The thesis of our paper is that the industrial dispute articulates a counter-movement against the progressive capitalist Landnahme of care work. What is ostensibly a standard wage conflict proves, on closer scrutiny, to be a dispute that contains a transformative social dynamic. It cannot be conceived either as a traditional class struggle or as a movement against the market’s unreasonable demands. The paper aims to discuss these issues.

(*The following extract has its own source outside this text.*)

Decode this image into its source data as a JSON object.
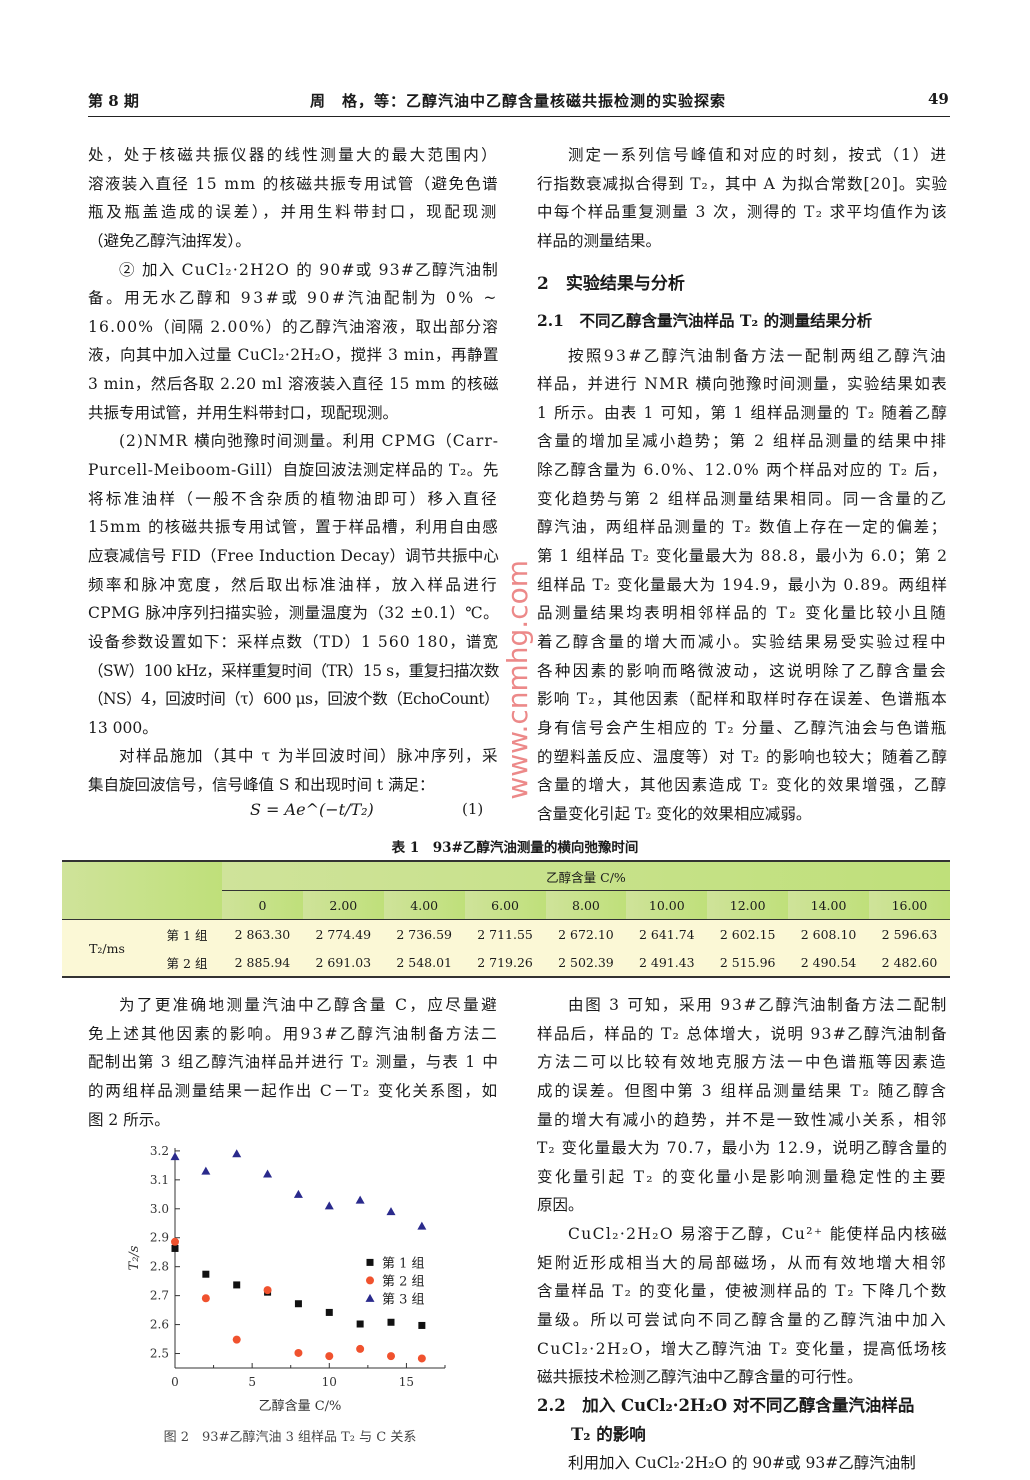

Design/methodology/approach

The authors draw on a qualitative survey in the social and childcare services (expert interviews, groups discussions, expert hearings) and two partial-studies on the renewal of trade unions in East and West Germany (54 expert and 46 employee interviews).

Findings

Professional pride along with confidence in their own professional skills collides with the market- and competition-driven devaluation of the work of entire groups of employees. Used correctly, a putative professional consciousness can transform into a source of resilience, protest and collective engagement, which the authors interpret as counter-Landnahme. A consciousness rooted in professionality develops into a subjective power resource, the activation of which simultaneously strengthens trade unions’ power to effectuate change.

Originality/value

In the case of the childcare workers, this movement is rooted in a newly awakened consciousness as skilled labourers. What at first appears as a wage conflict is in fact, upon closer inspection, a conflict loaded with transformative potential. After all, any greater social recognition of this occupational group will naturally, at least by tendency, prompt a discussion concerning the modes of financing public reproductive activities.